Starred review from May 1, 2015
National Book Awardwinner Kozol (Fire in the Ashes, 2012), known for his inquiries into public education and the lives of children, movingly turns his attention from the young to the old, specifically, his own father. A brilliant neuropsychiatrist, Harry Kozol trained at Harvard and Johns Hopkins and became a professor. In fact, one of his former students formally diagnosed him with Alzheimer's when he was 88. (Three years earlier, he was getting lost on nighttime walks in Boston's Copley Square.) The playwright Eugene O'Neill, who suffered from depression and a neurological disorder, played a supporting role in Kozol's story; later in his life, O'Neill even moved across the street from Harry Kozol so he could talk with him almost every day.
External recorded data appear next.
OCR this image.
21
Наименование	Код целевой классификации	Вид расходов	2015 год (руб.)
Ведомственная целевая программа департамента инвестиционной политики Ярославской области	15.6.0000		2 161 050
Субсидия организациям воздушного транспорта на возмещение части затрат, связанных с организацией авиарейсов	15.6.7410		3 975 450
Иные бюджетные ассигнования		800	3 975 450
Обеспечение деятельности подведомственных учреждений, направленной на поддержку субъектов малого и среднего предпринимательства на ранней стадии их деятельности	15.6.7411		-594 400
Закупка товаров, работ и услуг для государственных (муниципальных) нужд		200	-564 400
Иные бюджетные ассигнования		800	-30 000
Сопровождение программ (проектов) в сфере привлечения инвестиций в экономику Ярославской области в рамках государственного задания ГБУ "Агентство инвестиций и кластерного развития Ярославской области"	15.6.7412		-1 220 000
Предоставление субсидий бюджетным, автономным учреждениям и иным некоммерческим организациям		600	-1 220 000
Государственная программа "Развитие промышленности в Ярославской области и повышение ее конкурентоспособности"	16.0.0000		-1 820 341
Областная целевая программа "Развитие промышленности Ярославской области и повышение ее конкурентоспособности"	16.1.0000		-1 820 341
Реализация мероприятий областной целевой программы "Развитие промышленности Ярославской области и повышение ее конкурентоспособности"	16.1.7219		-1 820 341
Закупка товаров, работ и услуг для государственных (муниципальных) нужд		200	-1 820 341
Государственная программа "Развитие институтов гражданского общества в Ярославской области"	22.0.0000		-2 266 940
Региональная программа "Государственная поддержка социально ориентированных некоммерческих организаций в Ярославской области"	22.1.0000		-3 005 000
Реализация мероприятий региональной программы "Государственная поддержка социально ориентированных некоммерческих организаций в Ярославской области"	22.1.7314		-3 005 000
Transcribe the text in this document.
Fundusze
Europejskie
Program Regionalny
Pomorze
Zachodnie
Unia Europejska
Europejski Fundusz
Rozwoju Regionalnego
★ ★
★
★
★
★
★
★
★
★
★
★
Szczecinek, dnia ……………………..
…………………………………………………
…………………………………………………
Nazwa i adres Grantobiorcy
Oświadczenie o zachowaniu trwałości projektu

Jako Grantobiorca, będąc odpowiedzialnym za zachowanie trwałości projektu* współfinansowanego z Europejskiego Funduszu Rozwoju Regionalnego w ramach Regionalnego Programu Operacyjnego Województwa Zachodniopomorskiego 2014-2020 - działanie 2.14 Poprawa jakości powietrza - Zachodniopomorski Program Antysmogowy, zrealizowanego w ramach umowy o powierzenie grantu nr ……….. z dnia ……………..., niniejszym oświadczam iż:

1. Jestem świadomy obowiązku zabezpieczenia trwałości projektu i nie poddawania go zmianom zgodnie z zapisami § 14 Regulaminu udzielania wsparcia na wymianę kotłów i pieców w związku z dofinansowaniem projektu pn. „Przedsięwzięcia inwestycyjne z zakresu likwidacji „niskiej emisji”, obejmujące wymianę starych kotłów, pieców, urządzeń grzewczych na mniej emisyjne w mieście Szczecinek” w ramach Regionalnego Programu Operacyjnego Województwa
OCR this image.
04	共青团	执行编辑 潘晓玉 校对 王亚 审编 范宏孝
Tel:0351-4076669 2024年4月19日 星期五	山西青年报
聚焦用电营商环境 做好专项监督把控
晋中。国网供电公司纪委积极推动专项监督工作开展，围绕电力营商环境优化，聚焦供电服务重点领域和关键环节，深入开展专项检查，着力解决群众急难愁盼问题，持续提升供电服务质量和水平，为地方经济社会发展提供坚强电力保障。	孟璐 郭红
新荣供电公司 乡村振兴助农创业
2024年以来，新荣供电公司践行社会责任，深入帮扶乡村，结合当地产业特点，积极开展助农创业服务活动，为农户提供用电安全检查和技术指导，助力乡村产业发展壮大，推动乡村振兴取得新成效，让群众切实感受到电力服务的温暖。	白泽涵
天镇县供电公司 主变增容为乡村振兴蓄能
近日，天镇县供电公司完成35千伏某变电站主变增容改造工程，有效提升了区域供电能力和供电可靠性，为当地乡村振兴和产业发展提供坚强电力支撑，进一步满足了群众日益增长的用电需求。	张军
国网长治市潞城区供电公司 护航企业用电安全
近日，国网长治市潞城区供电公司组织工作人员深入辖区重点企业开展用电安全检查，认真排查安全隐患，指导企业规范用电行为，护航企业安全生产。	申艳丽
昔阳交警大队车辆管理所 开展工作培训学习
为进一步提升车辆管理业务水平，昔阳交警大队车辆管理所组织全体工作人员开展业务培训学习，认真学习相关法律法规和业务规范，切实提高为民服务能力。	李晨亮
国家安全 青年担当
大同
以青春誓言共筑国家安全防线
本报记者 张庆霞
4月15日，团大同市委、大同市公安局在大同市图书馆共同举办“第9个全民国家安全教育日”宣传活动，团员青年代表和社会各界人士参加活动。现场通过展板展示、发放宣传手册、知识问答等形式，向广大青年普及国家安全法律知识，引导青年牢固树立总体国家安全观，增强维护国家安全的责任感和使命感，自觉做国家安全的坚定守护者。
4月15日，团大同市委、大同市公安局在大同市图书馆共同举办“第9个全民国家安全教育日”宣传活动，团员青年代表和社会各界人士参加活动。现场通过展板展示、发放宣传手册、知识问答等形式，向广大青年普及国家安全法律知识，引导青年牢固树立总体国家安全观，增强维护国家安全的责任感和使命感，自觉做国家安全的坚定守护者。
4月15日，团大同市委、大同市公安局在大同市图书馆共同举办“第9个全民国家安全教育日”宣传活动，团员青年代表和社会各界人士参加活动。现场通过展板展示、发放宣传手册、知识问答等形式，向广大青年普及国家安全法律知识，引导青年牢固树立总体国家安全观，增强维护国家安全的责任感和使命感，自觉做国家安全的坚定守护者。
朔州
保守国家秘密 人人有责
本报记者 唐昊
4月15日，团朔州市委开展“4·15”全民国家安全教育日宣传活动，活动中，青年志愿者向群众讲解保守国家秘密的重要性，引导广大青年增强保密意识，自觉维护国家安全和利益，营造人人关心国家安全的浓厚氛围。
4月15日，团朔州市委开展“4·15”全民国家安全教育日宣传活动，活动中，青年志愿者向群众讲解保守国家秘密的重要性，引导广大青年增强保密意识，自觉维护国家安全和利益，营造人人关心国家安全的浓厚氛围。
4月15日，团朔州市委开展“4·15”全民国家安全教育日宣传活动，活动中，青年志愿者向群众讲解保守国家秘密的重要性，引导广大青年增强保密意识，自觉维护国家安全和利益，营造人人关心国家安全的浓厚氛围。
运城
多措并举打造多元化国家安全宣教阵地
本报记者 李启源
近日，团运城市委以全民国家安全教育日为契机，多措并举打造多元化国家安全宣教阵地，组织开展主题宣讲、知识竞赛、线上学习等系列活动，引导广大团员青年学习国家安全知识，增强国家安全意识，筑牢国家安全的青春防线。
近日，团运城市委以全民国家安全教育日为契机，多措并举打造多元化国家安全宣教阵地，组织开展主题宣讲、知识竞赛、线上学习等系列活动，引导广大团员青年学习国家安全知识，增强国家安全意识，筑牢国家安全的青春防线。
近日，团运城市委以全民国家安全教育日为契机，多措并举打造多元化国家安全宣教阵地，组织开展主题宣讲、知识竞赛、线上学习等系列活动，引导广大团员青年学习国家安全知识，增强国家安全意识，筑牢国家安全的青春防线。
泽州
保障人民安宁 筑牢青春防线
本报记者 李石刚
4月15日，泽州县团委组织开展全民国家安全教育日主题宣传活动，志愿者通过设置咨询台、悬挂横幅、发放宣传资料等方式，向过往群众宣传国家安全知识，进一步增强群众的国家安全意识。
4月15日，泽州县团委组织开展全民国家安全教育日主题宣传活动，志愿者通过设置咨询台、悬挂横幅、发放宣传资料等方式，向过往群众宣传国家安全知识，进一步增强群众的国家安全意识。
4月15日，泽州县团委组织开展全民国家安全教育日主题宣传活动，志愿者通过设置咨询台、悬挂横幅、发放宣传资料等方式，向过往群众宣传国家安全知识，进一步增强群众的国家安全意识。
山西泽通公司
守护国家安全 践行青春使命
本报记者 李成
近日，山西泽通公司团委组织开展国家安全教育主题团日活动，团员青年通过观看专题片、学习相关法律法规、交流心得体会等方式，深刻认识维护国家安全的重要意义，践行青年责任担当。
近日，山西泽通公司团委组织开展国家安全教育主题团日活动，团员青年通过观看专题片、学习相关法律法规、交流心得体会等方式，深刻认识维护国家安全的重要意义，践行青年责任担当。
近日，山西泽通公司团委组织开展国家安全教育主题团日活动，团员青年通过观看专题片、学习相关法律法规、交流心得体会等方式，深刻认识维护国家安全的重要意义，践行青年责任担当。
Working from his father's notes, Jonathan Kozol reveals that O'Neill felt at peace only when writing. When the playwright wanted his then-wife, Carlotta, he might yell, Where's my whore? She once answered, You lousy bastard. Where would you be today if it wasn't for this whore? In the gutter! Kozol started this memoir in September 2008, a month after his father died, and finished it the following summer. In the epilogue he added this year, he touches more on aspects of his father's struggles. Overall, a beautifully written love letter.(Reprinted with permission of Booklist, copyright 2015, American Library Association.)
January 1, 2015
A National Book Award winner for Death at an Early Age, Kozol here writes about his father, Dr. Harry L. Kozol, a distinguished neurologist who contributed significantly to the emerging fields of forensic psychiatry and neuropsychiatry. He helped Eugene O'Neill in his final days and served as a forensic expert at the trials of the Boston Strangler and Patty Hearst.